Butterscotch is a barking machine. She was my dad’s dog first, and he lived out in the country, and he really loved that she barked when people were coming down the road. It alerted him to company, and he liked that. She had had nine years of practicing that skill when she came to live with me. We don’t need that level of barking so much. She literally runs out the door barking in case there is something worth barking at. Bark first, ask questions later.

I started working with her at one point, and was doing pretty well for awhile. Every time she barked, I silently hooked her up to the leash and took her inside. When she was quiet and calm, she got to go back out. She’s a pretty smart dog, and she got the hang of this pretty quickly. Quiet…stay out. Bark…you go inside.

But I got complacent, and the results were predictable. She’s barking again. This is not rocket science and I know what the answer is, but my schedule is crazy right now, and there you go.

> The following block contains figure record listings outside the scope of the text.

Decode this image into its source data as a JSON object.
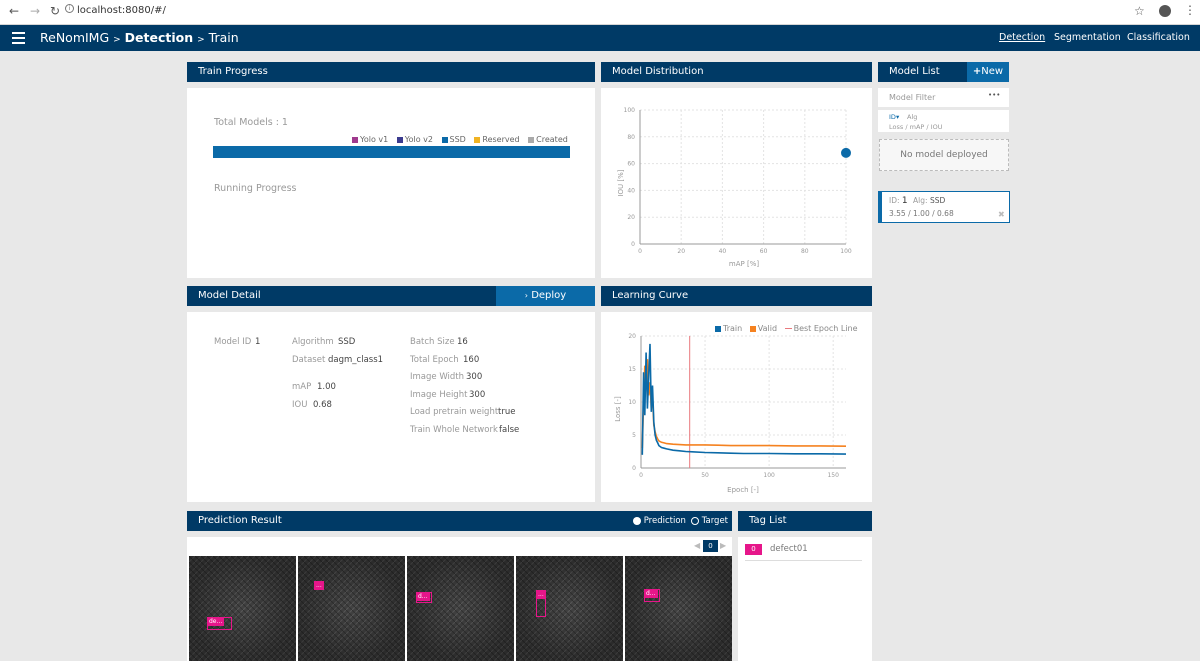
{
  "browser": {
    "url": "localhost:8080/#/"
  },
  "header": {
    "app_name": "ReNomIMG",
    "sep1": ">",
    "section": "Detection",
    "sep2": ">",
    "page": "Train",
    "nav": [
      "Detection",
      "Segmentation",
      "Classification"
    ]
  },
  "train_progress": {
    "title": "Train Progress",
    "total_models": "Total Models : 1",
    "legend": [
      {
        "label": "Yolo v1",
        "color": "#a03a8e"
      },
      {
        "label": "Yolo v2",
        "color": "#3b3b8f"
      },
      {
        "label": "SSD",
        "color": "#0b6aa8"
      },
      {
        "label": "Reserved",
        "color": "#f0b323"
      },
      {
        "label": "Created",
        "color": "#aaaaaa"
      }
    ],
    "bar_fraction": 1.0,
    "running_progress": "Running Progress"
  },
  "model_distribution": {
    "title": "Model Distribution",
    "ylabel": "IOU [%]",
    "xlabel": "mAP [%]",
    "yticks": [
      "100",
      "80",
      "60",
      "40",
      "20",
      "0"
    ],
    "xticks": [
      "0",
      "20",
      "40",
      "60",
      "80",
      "100"
    ]
  },
  "model_list": {
    "title": "Model List",
    "new_label": "New",
    "filter_label": "Model Filter",
    "filter_menu": "•••",
    "sort_id": "ID",
    "sort_alg": "Alg",
    "sort_loss": "Loss",
    "sort_sep1": "/",
    "sort_map": "mAP",
    "sort_sep2": "/",
    "sort_iou": "IOU",
    "no_model": "No model deployed",
    "items": [
      {
        "id_label": "ID:",
        "id": "1",
        "alg_label": "Alg:",
        "alg": "SSD",
        "loss": "3.55",
        "sep1": "/",
        "map": "1.00",
        "sep2": "/",
        "iou": "0.68"
      }
    ]
  },
  "model_detail": {
    "title": "Model Detail",
    "deploy_label": "Deploy",
    "model_id_label": "Model ID",
    "model_id": "1",
    "algorithm_label": "Algorithm",
    "algorithm": "SSD",
    "dataset_label": "Dataset",
    "dataset": "dagm_class1",
    "map_label": "mAP",
    "map": "1.00",
    "iou_label": "IOU",
    "iou": "0.68",
    "batch_size_label": "Batch Size",
    "batch_size": "16",
    "total_epoch_label": "Total Epoch",
    "total_epoch": "160",
    "image_width_label": "Image Width",
    "image_width": "300",
    "image_height_label": "Image Height",
    "image_height": "300",
    "load_pretrain_label": "Load pretrain weight",
    "load_pretrain": "true",
    "train_whole_label": "Train Whole Network",
    "train_whole": "false"
  },
  "learning_curve": {
    "title": "Learning Curve",
    "legend_train": "Train",
    "legend_valid": "Valid",
    "legend_best": "Best Epoch Line",
    "ylabel": "Loss [-]",
    "xlabel": "Epoch [-]",
    "yticks": [
      "20",
      "15",
      "10",
      "5",
      "0"
    ],
    "xticks": [
      "0",
      "50",
      "100",
      "150"
    ]
  },
  "prediction": {
    "title": "Prediction Result",
    "option_prediction": "Prediction",
    "option_target": "Target",
    "page": "0",
    "boxes": [
      "de...",
      "...",
      "d...",
      "...",
      "d..."
    ]
  },
  "tag_list": {
    "title": "Tag List",
    "tags": [
      {
        "id": "0",
        "name": "defect01"
      }
    ]
  },
  "colors": {
    "header": "#003a66",
    "accent": "#0b6aa8",
    "train": "#0b6aa8",
    "valid": "#f58220",
    "best": "#e9797e",
    "tag": "#e6168a"
  },
  "chart_data": [
    {
      "type": "scatter",
      "title": "Model Distribution",
      "xlabel": "mAP [%]",
      "ylabel": "IOU [%]",
      "xlim": [
        0,
        100
      ],
      "ylim": [
        0,
        100
      ],
      "series": [
        {
          "name": "SSD",
          "points": [
            [
              100,
              68
            ]
          ]
        }
      ]
    },
    {
      "type": "line",
      "title": "Learning Curve",
      "xlabel": "Epoch [-]",
      "ylabel": "Loss [-]",
      "xlim": [
        0,
        160
      ],
      "ylim": [
        0,
        20
      ],
      "best_epoch": 38,
      "series": [
        {
          "name": "Train",
          "x": [
            1,
            2,
            3,
            4,
            5,
            6,
            7,
            8,
            9,
            10,
            11,
            12,
            13,
            14,
            16,
            18,
            20,
            25,
            30,
            35,
            40,
            50,
            60,
            70,
            80,
            100,
            120,
            140,
            160
          ],
          "y": [
            2.0,
            14.5,
            8.0,
            17.5,
            9.0,
            14.0,
            18.8,
            8.5,
            12.5,
            7.0,
            5.0,
            4.2,
            3.8,
            3.4,
            3.1,
            3.0,
            2.9,
            2.7,
            2.6,
            2.5,
            2.45,
            2.35,
            2.3,
            2.25,
            2.2,
            2.2,
            2.15,
            2.15,
            2.1
          ]
        },
        {
          "name": "Valid",
          "x": [
            1,
            2,
            3,
            4,
            5,
            6,
            7,
            8,
            9,
            10,
            11,
            12,
            13,
            14,
            16,
            18,
            20,
            25,
            30,
            35,
            40,
            50,
            60,
            70,
            80,
            100,
            120,
            140,
            160
          ],
          "y": [
            3.0,
            10.0,
            15.5,
            12.0,
            16.5,
            11.0,
            13.0,
            9.0,
            11.0,
            6.5,
            5.5,
            4.8,
            4.4,
            4.1,
            3.9,
            3.8,
            3.7,
            3.6,
            3.55,
            3.5,
            3.5,
            3.5,
            3.45,
            3.4,
            3.4,
            3.4,
            3.35,
            3.35,
            3.3
          ]
        }
      ]
    }
  ]
}
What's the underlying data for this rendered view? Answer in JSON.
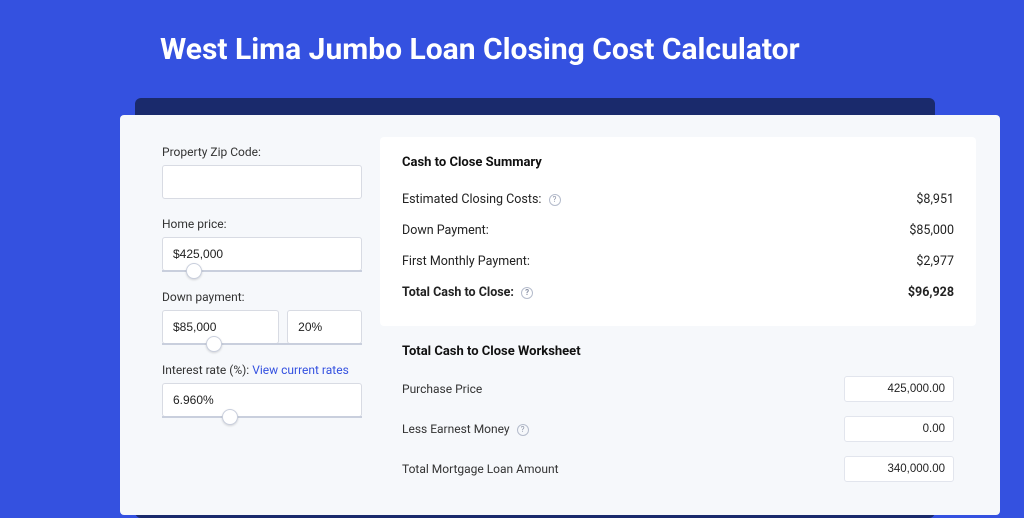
{
  "colors": {
    "page_bg": "#3451e0",
    "card_bg": "#ffffff",
    "panel_bg": "#f6f8fb",
    "accent_dark": "#1a2a6c",
    "text": "#222222",
    "label": "#333333",
    "border": "#d8dbe3",
    "link": "#3451e0"
  },
  "title": "West Lima Jumbo Loan Closing Cost Calculator",
  "inputs": {
    "zip_label": "Property Zip Code:",
    "zip_value": "",
    "home_price_label": "Home price:",
    "home_price_value": "$425,000",
    "home_price_slider_pct": 12,
    "down_payment_label": "Down payment:",
    "down_payment_value": "$85,000",
    "down_payment_pct": "20%",
    "down_payment_slider_pct": 22,
    "rate_label": "Interest rate (%):",
    "rate_link": "View current rates",
    "rate_value": "6.960%",
    "rate_slider_pct": 30
  },
  "summary": {
    "title": "Cash to Close Summary",
    "rows": [
      {
        "label": "Estimated Closing Costs:",
        "help": true,
        "value": "$8,951"
      },
      {
        "label": "Down Payment:",
        "help": false,
        "value": "$85,000"
      },
      {
        "label": "First Monthly Payment:",
        "help": false,
        "value": "$2,977"
      }
    ],
    "total_label": "Total Cash to Close:",
    "total_value": "$96,928"
  },
  "worksheet": {
    "title": "Total Cash to Close Worksheet",
    "rows": [
      {
        "label": "Purchase Price",
        "help": false,
        "value": "425,000.00"
      },
      {
        "label": "Less Earnest Money",
        "help": true,
        "value": "0.00"
      },
      {
        "label": "Total Mortgage Loan Amount",
        "help": false,
        "value": "340,000.00"
      }
    ]
  }
}
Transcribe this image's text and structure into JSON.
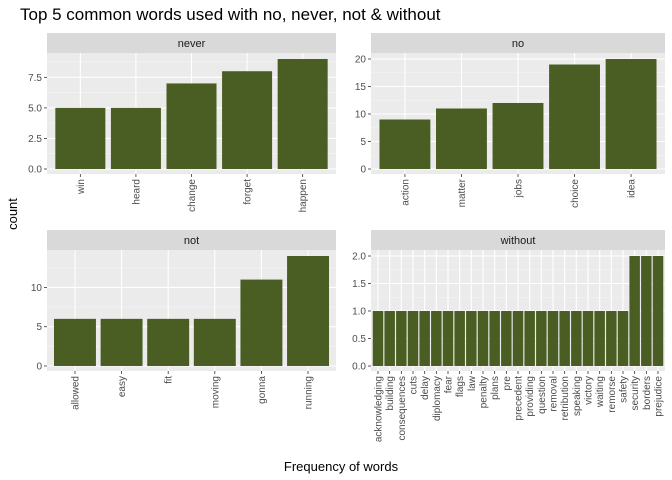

I heard my husband talking to his middle son, who was visiting the other day, and he was explaining that we were working on Butterscotch’s barking problem. He told his son we were being semi-consistent with training. That is a much nicer phrase than the truth, which is that I am being inconsistent with training! But I like the phrase…semi-consistent. So much more positive, and less judgmental, than “inconsistent.” Semi-consistent may well become a new part of my vocabulary, and my explanation for many things that get done with less consistency than they deserve.

Playtime

Summer is upon us, and for those of us who are pet sitters, this is crazy time. Busy, busy, busy…which is a good thing. Ands unlike so many folks for whom work is…well, work…I have been taking a master class in play. Thought you might like to meet some of my instructors.

Puppy play bow

 

An invitation to play if I ever saw one!

 

Minh and catnip

Pure ecstasy!

 

Ferret hide and seek

 

Peek-a-boo!

 

Cat toys

 

Toys are always good!

 

Butterscotch belly rub

 

And playtime should always end with a good belly rub.